| Thanks for the response. To clarify "module boundaries", I mean "separate shared objects." As for Linux, I'm not too concerned with creating a single binary that works for all distributions. I'm more concerned with someone being able to build a set of shared libraries on their distribution of choice and those shared libraries being able to interact naturally regardless of which compiler s/he uses to build each of them. Say, LibA is built using LLVM. LibB is built using G++ and LibC is built using ICC. LibA defines several classes. LibB creates some subtypes. LibC instantiates types from both LibA and LibB. All the functions present in LibA, LibB, LibC make use of STL types such as std::string, std::vector, etc. Some may throw exceptions, whatever. With respect to MSVC, I've read that compatibility between Debug and Release builds is kind of suspect, especially if you're using STL types. Not to mention differences in MSVC version. Is this still a concern? |
Sorry, but this is an unreasonable standard. Literally no language, including C supports this.

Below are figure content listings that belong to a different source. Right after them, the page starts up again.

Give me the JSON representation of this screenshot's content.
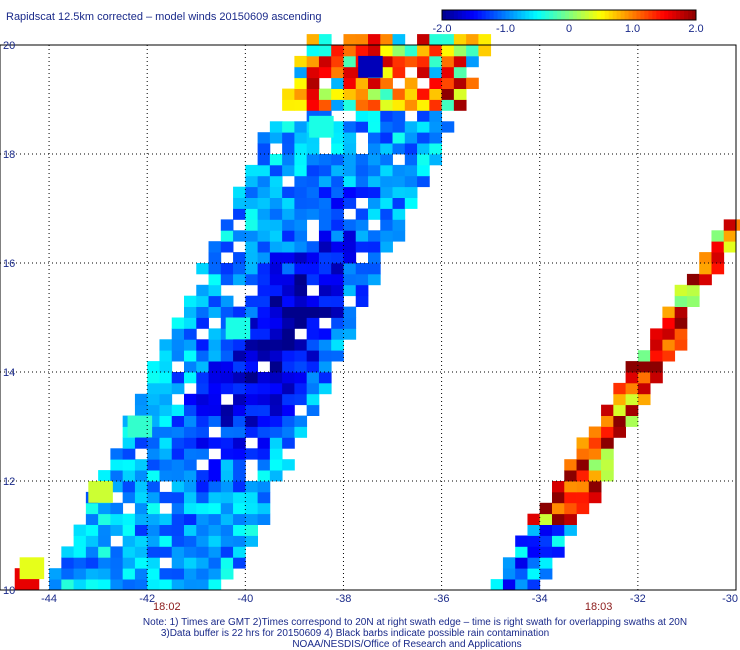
{
  "chart_data": {
    "type": "heatmap",
    "title": "Rapidscat 12.5km corrected – model winds 20150609 ascending",
    "xlim": [
      -45,
      -30
    ],
    "ylim": [
      10,
      20
    ],
    "x_ticks": [
      -44,
      -42,
      -40,
      -38,
      -36,
      -34,
      -32,
      -30
    ],
    "x_tick_labels": [
      "-44",
      "-42",
      "-40",
      "-38",
      "-36",
      "-34",
      "-32",
      "-30"
    ],
    "y_ticks": [
      10,
      12,
      14,
      16,
      18,
      20
    ],
    "y_tick_labels": [
      "10",
      "12",
      "14",
      "16",
      "18",
      "20"
    ],
    "grid": true,
    "colorbar": {
      "range": [
        -2.0,
        2.0
      ],
      "tick_values": [
        -2.0,
        -1.0,
        0,
        1.0,
        2.0
      ],
      "tick_labels": [
        "-2.0",
        "-1.0",
        "0",
        "1.0",
        "2.0"
      ],
      "colors": [
        "#00008b",
        "#0000ff",
        "#0080ff",
        "#00ffff",
        "#80ff80",
        "#ffff00",
        "#ff8000",
        "#ff0000",
        "#8b0000"
      ]
    },
    "swaths": [
      {
        "time": "18:02",
        "time_lon": -41.6,
        "edge_near_10N": [
          -44,
          -40.5
        ],
        "edge_near_20N": [
          -38.7,
          -35.0
        ],
        "dominant_range": [
          -2.0,
          -0.2
        ],
        "north_end_range": [
          0.5,
          2.0
        ]
      },
      {
        "time": "18:03",
        "time_lon": -32.8,
        "edge_near_10N": [
          -35.0,
          -34.0
        ],
        "edge_near_16_5N": [
          -30.3,
          -30.0
        ],
        "dominant_range": [
          1.0,
          2.0
        ],
        "south_end_range": [
          -2.0,
          -0.5
        ]
      }
    ],
    "annotations": [
      {
        "time": "18:02",
        "lon": -41.6
      },
      {
        "time": "18:03",
        "lon": -32.8
      }
    ]
  },
  "footer": {
    "line1": "Note: 1) Times are GMT 2)Times correspond to 20N at right swath edge – time is right swath for overlapping swaths at 20N",
    "line2": "3)Data buffer is 22 hrs for 20150609 4) Black barbs indicate possible rain contamination",
    "line3": "NOAA/NESDIS/Office of Research and Applications"
  }
}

With C it only works inasmuch as the C compiler authors work really hard to make it works, and even then it sometimes breaks (if your compiler inlines a call to malloc, and you free a pointer compiled with a different C Compiler that inlined a different malloc implementation, it can break horribly. Yes I've seen this happen.)
Some languages support cross-version linking (or whatever the language's equivalent of "linking" is), but I'm not aware of any that specify a complete ABI for unrelated implementations to support. IPC libraries do typically support this though.
[edit]
I don't want to go on a shared-library rant, but I am fairly strongly opposed to them (except perhaps in cases like how nixos manages it). You can take a statically linked binary from 1997 and run it unmodified on your linux machine today. It is a virtual guarantee that any dynamically-linked binary more than 2 years old will not work correctly. Linus puts a huge amount of effort into backwards compatibility, and it is completely destroyed by dynamic linking.